The beginning of the song conjures the image of a dark god talking to a goblin or other supposedly fell creature. The goblin wishes to better himself, to escape his station as a pawn of evil. However, as the dark god explains, "I alone love you" (only the dark god cares about the goblin; the heroes of good are constantly killing his people and the general populace is prejudiced towards and afraid of him), "I alone tempt you" (the love is not a one way street from dark god to goblin; both recognize the innate lure of evil and darkness in the goblin's soul; therefore, the power and words of the dark god are tempting to the goblin despite its lofty dreams and desire of good intentions). Finally, the dark god explains that fear is not the end of this (the goblin's myriad fears, of falling back into the darkness of his people, of prejudice and rejection by good people, of making a life-changing, nay, defining decision that is also a point of no return, closing off the other avenue forever).

The short scene that plays out in my mind sees the goblin leading the party to the dark god to defeat him.
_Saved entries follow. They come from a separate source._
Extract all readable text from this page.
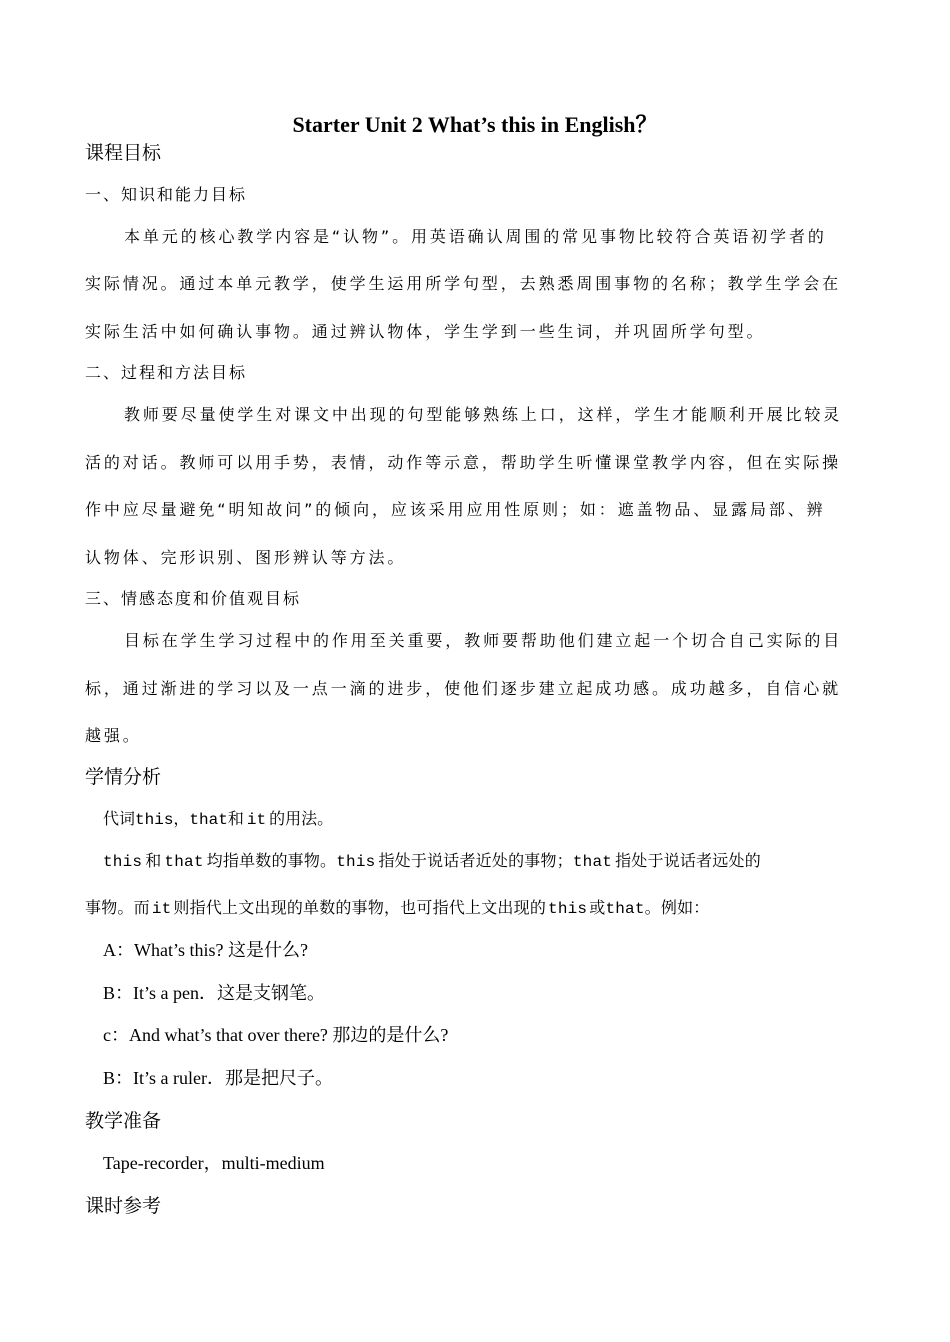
Starter Unit 2 What’s this in English？
课程目标
一、知识和能力目标
本单元的核心教学内容是“认物”。用英语确认周围的常见事物比较符合英语初学者的
实际情况。通过本单元教学，使学生运用所学句型，去熟悉周围事物的名称；教学生学会在
实际生活中如何确认事物。通过辨认物体，学生学到一些生词，并巩固所学句型。
二、过程和方法目标
教师要尽量使学生对课文中出现的句型能够熟练上口，这样，学生才能顺利开展比较灵
活的对话。教师可以用手势，表情，动作等示意，帮助学生听懂课堂教学内容，但在实际操
作中应尽量避免“明知故问”的倾向，应该采用应用性原则；如：遮盖物品、显露局部、辨
认物体、完形识别、图形辨认等方法。
三、情感态度和价值观目标
目标在学生学习过程中的作用至关重要，教师要帮助他们建立起一个切合自己实际的目
标，通过渐进的学习以及一点一滴的进步，使他们逐步建立起成功感。成功越多，自信心就
越强。
学情分析
代词this，that和 it 的用法。
this 和 that 均指单数的事物。this 指处于说话者近处的事物；that 指处于说话者远处的
事物。而 it 则指代上文出现的单数的事物，也可指代上文出现的 this 或that。例如：
A：What’s this? 这是什么?
B：It’s a pen．这是支钢笔。
c：And what’s that over there? 那边的是什么?
B：It’s a ruler．那是把尺子。
教学准备
Tape-recorder，multi-medium
课时参考
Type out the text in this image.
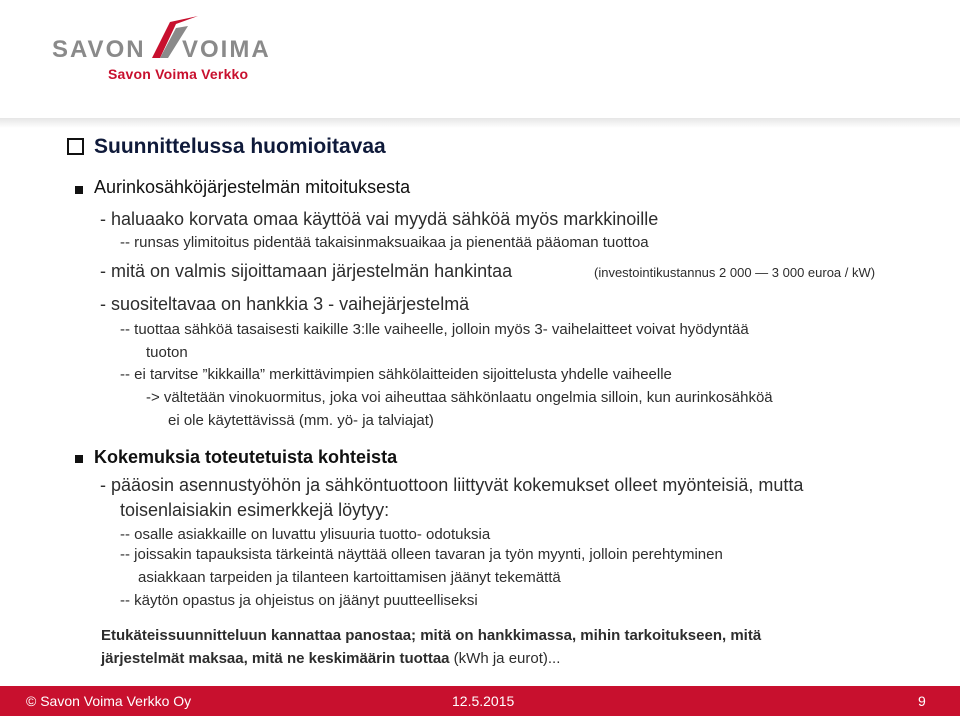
SAVON VOIMA
Savon Voima Verkko
Suunnittelussa huomioitavaa
Aurinkosähköjärjestelmän mitoituksesta
- haluaako korvata omaa käyttöä vai myydä sähköä myös markkinoille
-- runsas ylimitoitus pidentää takaisinmaksuaikaa ja pienentää pääoman tuottoa
- mitä on valmis sijoittamaan järjestelmän hankintaa	(investointikustannus 2 000 — 3 000 euroa / kW)
- suositeltavaa on hankkia 3 - vaihejärjestelmä
-- tuottaa sähköä tasaisesti kaikille 3:lle vaiheelle, jolloin myös 3- vaihelaitteet voivat hyödyntää
tuoton
-- ei tarvitse ”kikkailla” merkittävimpien sähkölaitteiden sijoittelusta yhdelle vaiheelle
-> vältetään vinokuormitus, joka voi aiheuttaa sähkönlaatu ongelmia silloin, kun aurinkosähköä
ei ole käytettävissä (mm. yö- ja talviajat)
Kokemuksia toteutetuista kohteista
- pääosin asennustyöhön ja sähköntuottoon liittyvät kokemukset olleet myönteisiä, mutta
toisenlaisiakin esimerkkejä löytyy:
-- osalle asiakkaille on luvattu ylisuuria tuotto- odotuksia
-- joissakin tapauksista tärkeintä näyttää olleen tavaran ja työn myynti, jolloin perehtyminen
asiakkaan tarpeiden ja tilanteen kartoittamisen jäänyt tekemättä
-- käytön opastus ja ohjeistus on jäänyt puutteelliseksi
Etukäteissuunnitteluun kannattaa panostaa; mitä on hankkimassa, mihin tarkoitukseen, mitä
järjestelmät maksaa, mitä ne keskimäärin tuottaa (kWh ja eurot)...
© Savon Voima Verkko Oy	12.5.2015	9
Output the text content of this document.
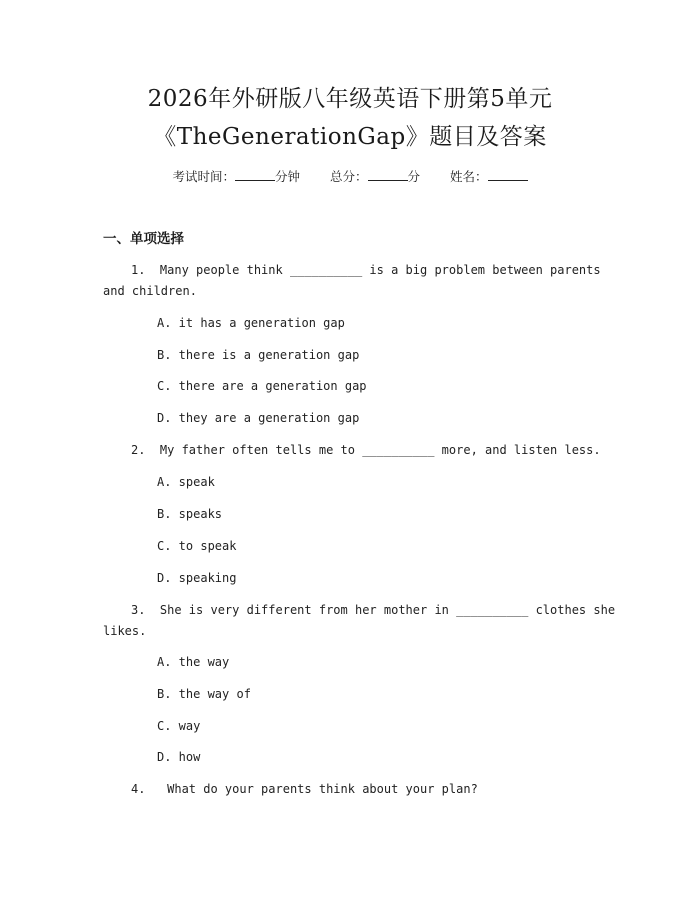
2026年外研版八年级英语下册第5单元
《TheGenerationGap》题目及答案
考试时间：	分钟 总分：	分 姓名：
一、单项选择
1. Many people think __________ is a big problem between parents
and children.
A. it has a generation gap
B. there is a generation gap
C. there are a generation gap
D. they are a generation gap
2. My father often tells me to __________ more, and listen less.
A. speak
B. speaks
C. to speak
D. speaking
3. She is very different from her mother in __________ clothes she
likes.
A. the way
B. the way of
C. way
D. how
4.   What do your parents think about your plan?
Throughout their adventures together, the goblin shows that he is actively fighting against his darker tendencies (whether in-born or cultural) and honestly striving towards good but he is still a ways off. When the party finally encounters the dark god, he explains to the goblin the words above, "I alone love you; I alone tempt you" and the goblin recognizes this as true and turns on his friends, though the pain of doing so is clear.

It is a definite, "but this is who I am; I'm sorry" kind of moment, where someone does something they really don't because they perceive it as their identity and feel they must remain true to who they are. Gang members who have to turn against non-gang friends are a good example of what I am trying to get across; a gang member must keep up appearances for the gang even when it hurts to do so. Likewise, for the goblin to fight against the dark god on the side of the party would require him to turn his back on his entire race and that is a difficult thing to do, even when your race is generally evilly inclined. Think of Red Cloak from Order of the Stick and his championing of the goblin race.